There is no codepath that writes to the source.
- **Failure model is documented, not improvised.** Critical conditions
raise and abort. Per-row issues are collected and reported. The
difference is defined in code, not left to the caller.
---
## 6. Quickstart
> **Warning: back up the source palace before running this tool.**
> Even though the source is opened read-only, the surrounding workflow
> (renames, moves, scripted cleanup) is the operator's responsibility.
>
> **Warning: do not point the target path at an existing palace** unless
> you intend to overwrite it. The tool may refuse, but do not rely on this.
>
> **Warning: inspect the report after every run.** A successful exit
> code is not a correctness claim. Semantic correctness is not
> guaranteed.
Install:
```bash
uv venv .venv --python 3.12
uv pip install --python .venv/bin/python -e .
```
Available commands:
```bash
# Read-only: detect format and extract records. No target written.
.venv/bin/mempalace-migrator analyze /path/to/source-palace
.venv/bin/mempalace-migrator analyze /path/to/source-palace --json-output
# Full migration: detect → extract → transform → reconstruct → validate.
# TARGET must not exist or be empty. Partial writes are rolled back on failure.
.venv/bin/mempalace-migrator migrate /path/to/source-palace --target /path/to/new-palace
.venv/bin/mempalace-migrator migrate /path/to/source-palace --target /path/to/new-palace --json-output
# Inspect without writing: detect, extract, transform, validate (no target).
# Parity checks are listed as not-performed (no reconstruction ran).
.venv/bin/mempalace-migrator inspect /path/to/source-palace
# Re-render a JSON report saved from a previous run.
.venv/bin/mempalace-migrator report /path/to/report.json
```
`analyze` runs detection and extraction only. It does not write a
target palace.
`migrate` runs all five stages and writes a new ChromaDB `1.x` palace at
`--target`. The source palace is never modified. See section 3 for
limitations that remain even after a successful run.
---
## 7. Output and reporting
Each run produces a structured report printed to stdout, or as JSON
with `--json-output`. The report contains:
- `detection`: classification, numeric confidence, source version,
evidence list (every fact and inconsistency observed).
- `extraction`: collection name, PRAGMA integrity check result, full
list of `failed_rows` with the reason each row was excluded.

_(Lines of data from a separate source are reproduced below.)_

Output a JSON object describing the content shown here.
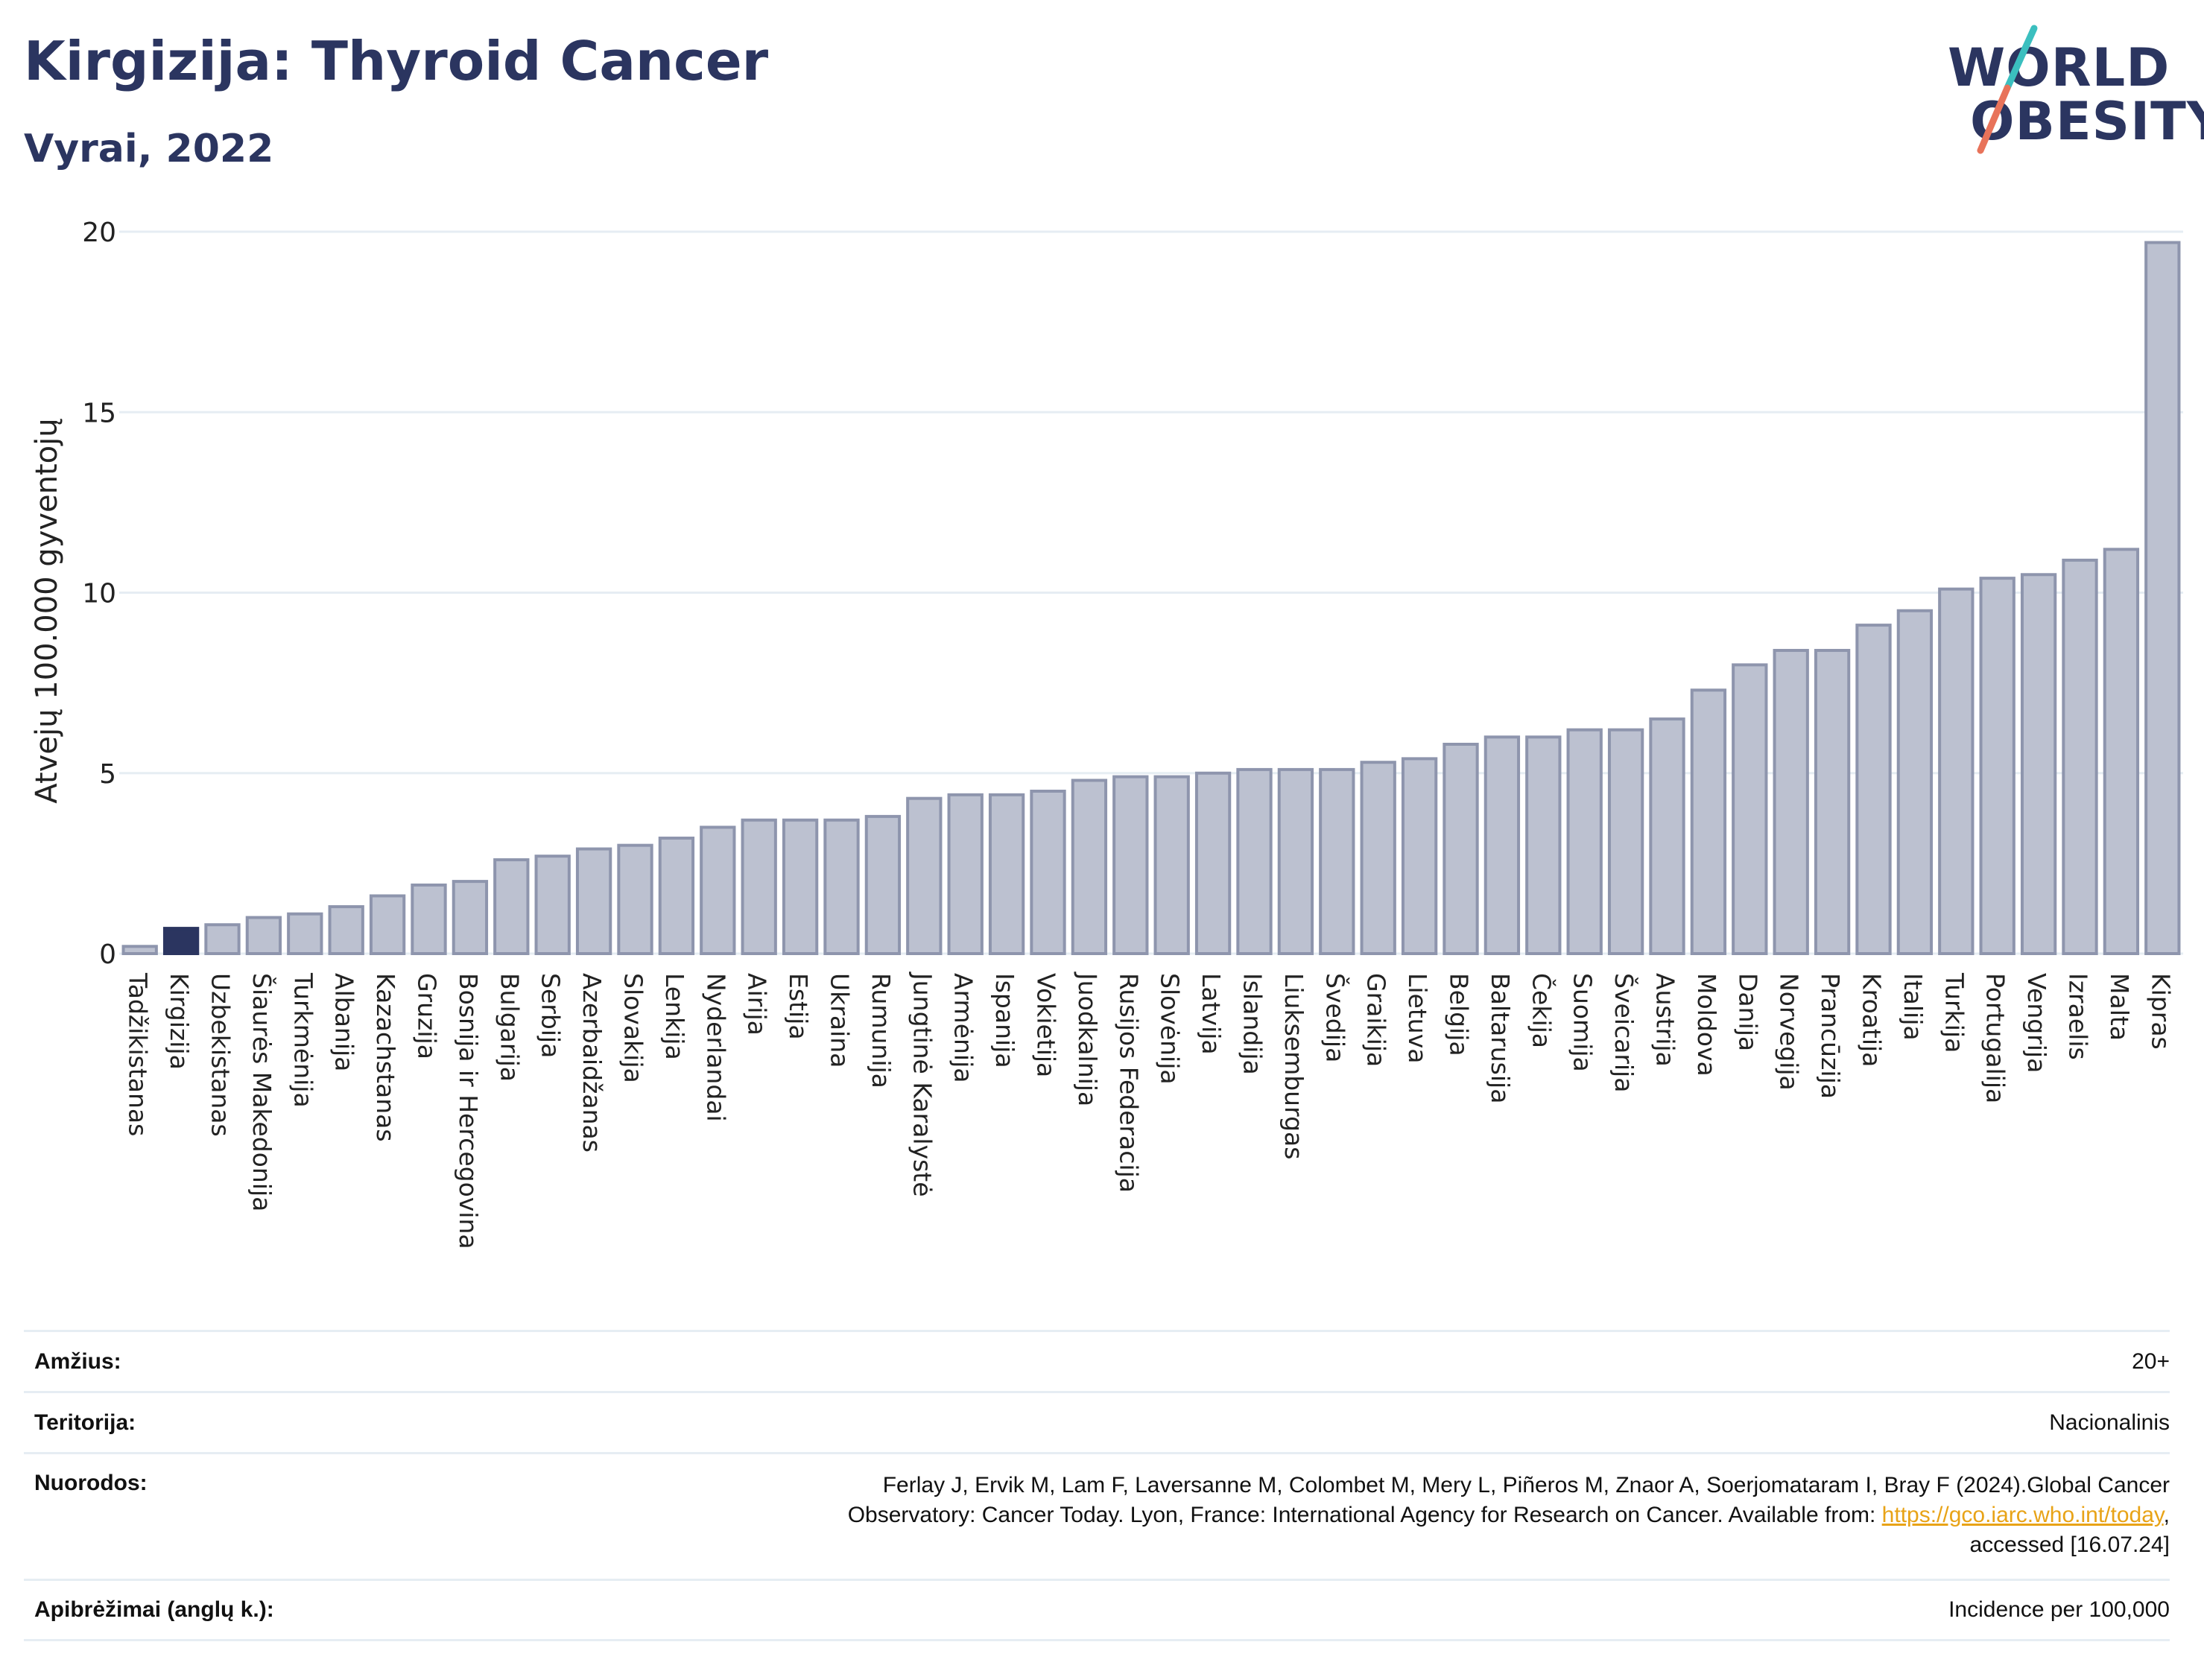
{
  "header": {
    "title": "Kirgizija: Thyroid Cancer",
    "subtitle": "Vyrai, 2022"
  },
  "logo": {
    "line1": "WORLD",
    "line2": "OBESITY",
    "colors": {
      "text": "#2b3560",
      "slash_top": "#3bbfbf",
      "slash_bottom": "#e8735a"
    }
  },
  "chart_data": {
    "type": "bar",
    "ylabel": "Atvejų 100.000 gyventojų",
    "ylim": [
      0,
      20
    ],
    "yticks": [
      0,
      5,
      10,
      15,
      20
    ],
    "grid": true,
    "highlight": "Kirgizija",
    "colors": {
      "bar": "#bcc1d0",
      "bar_stroke": "#8e95ad",
      "highlight": "#2b3560",
      "grid": "#e6edf3"
    },
    "categories": [
      "Tadžikistanas",
      "Kirgizija",
      "Uzbekistanas",
      "Šiaurės Makedonija",
      "Turkmėnija",
      "Albanija",
      "Kazachstanas",
      "Gruzija",
      "Bosnija ir Hercegovina",
      "Bulgarija",
      "Serbija",
      "Azerbaidžanas",
      "Slovakija",
      "Lenkija",
      "Nyderlandai",
      "Airija",
      "Estija",
      "Ukraina",
      "Rumunija",
      "Jungtinė Karalystė",
      "Armėnija",
      "Ispanija",
      "Vokietija",
      "Juodkalnija",
      "Rusijos Federacija",
      "Slovėnija",
      "Latvija",
      "Islandija",
      "Liuksemburgas",
      "Švedija",
      "Graikija",
      "Lietuva",
      "Belgija",
      "Baltarusija",
      "Čekija",
      "Suomija",
      "Šveicarija",
      "Austrija",
      "Moldova",
      "Danija",
      "Norvegija",
      "Prancūzija",
      "Kroatija",
      "Italija",
      "Turkija",
      "Portugalija",
      "Vengrija",
      "Izraelis",
      "Malta",
      "Kipras"
    ],
    "values": [
      0.2,
      0.7,
      0.8,
      1.0,
      1.1,
      1.3,
      1.6,
      1.9,
      2.0,
      2.6,
      2.7,
      2.9,
      3.0,
      3.2,
      3.5,
      3.7,
      3.7,
      3.7,
      3.8,
      4.3,
      4.4,
      4.4,
      4.5,
      4.8,
      4.9,
      4.9,
      5.0,
      5.1,
      5.1,
      5.1,
      5.3,
      5.4,
      5.8,
      6.0,
      6.0,
      6.2,
      6.2,
      6.5,
      7.3,
      8.0,
      8.4,
      8.4,
      9.1,
      9.5,
      10.1,
      10.4,
      10.5,
      10.9,
      11.2,
      19.7
    ]
  },
  "meta": {
    "age_label": "Amžius:",
    "age_value": "20+",
    "territory_label": "Teritorija:",
    "territory_value": "Nacionalinis",
    "refs_label": "Nuorodos:",
    "refs_line1": "Ferlay J, Ervik M, Lam F, Laversanne M, Colombet M, Mery L, Piñeros M, Znaor A, Soerjomataram I, Bray F (2024).Global Cancer",
    "refs_line2_pre": "Observatory: Cancer Today. Lyon, France: International Agency for Research on Cancer. Available from: ",
    "refs_link": "https://gco.iarc.who.int/today",
    "refs_line2_post": ",",
    "refs_line3": "accessed [16.07.24]",
    "defs_label": "Apibrėžimai (anglų k.):",
    "defs_value": "Incidence per 100,000"
  }
}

- `extraction_stats`: `total_rows`, `parsed_rows`, `failed_rows`,
`parse_rate`.
- `anomalies`: each anomaly is a structured object with
`type`, `severity` (`low`, `medium`, `high`, `critical`), `stage`,
`message`, and a `context` dictionary.
- `anomaly_summary`: counts by severity and by type.

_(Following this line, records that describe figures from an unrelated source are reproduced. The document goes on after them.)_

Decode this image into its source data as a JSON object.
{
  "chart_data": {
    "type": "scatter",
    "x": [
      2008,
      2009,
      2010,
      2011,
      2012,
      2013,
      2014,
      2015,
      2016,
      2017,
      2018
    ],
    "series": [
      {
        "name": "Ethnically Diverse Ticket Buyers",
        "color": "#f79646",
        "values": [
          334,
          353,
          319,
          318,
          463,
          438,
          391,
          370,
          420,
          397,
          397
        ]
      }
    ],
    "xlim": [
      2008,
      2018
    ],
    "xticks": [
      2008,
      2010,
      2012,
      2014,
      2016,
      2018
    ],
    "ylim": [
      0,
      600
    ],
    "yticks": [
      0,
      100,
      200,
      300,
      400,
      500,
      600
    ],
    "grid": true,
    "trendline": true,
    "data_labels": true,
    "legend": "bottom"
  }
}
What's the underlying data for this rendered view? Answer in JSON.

- `explicitly_not_checked`: the list of conditions the tool does not
verify. Always present, always non-empty.
Operators are expected to inspect the report. A non-empty
`failed_rows` list means data was excluded from the reconstruction. A
non-empty `anomalies` list with `severity >= high` means the run
contains conditions that warrant manual review before the output is
trusted for any purpose.
Exit codes:
| Code | Meaning |
|------|---------|
| `0` | Pipeline completed without raising a critical error |
| `2` | Detection failed (unsupported format, version, or insufficient confidence) |
| `3` | Extraction failed at a critical pre-flight check |
| `6` | Report could not be built |
| `10` | Unexpected error (use `--debug` to surface the traceback) |
---
## 8. Target audience
This tool is intended for operators who:
- understand the structural differences between ChromaDB `0.6.x` and
`1.x`,
- can read SQLite directly to verify what the tool reports,
- accept that semantic correctness of the output is not guaranteed and
that the reconstructed palace may need to be discarded after
inspection,
- do not need a turnkey upgrade path.
If you need a supported migration product, this is not it.
---
## 9. Related projects
- **[mempalace-mcp-bridge](https://github.com/apajon/mempalace-mcp-bridge)**
— the stable bridge between MemPalace and the Model Context Protocol.
It is the production-oriented project. `mempalace-migrator` exists
separately so that experimental reconstruction work does not affect
the bridge's stability or its supported scope.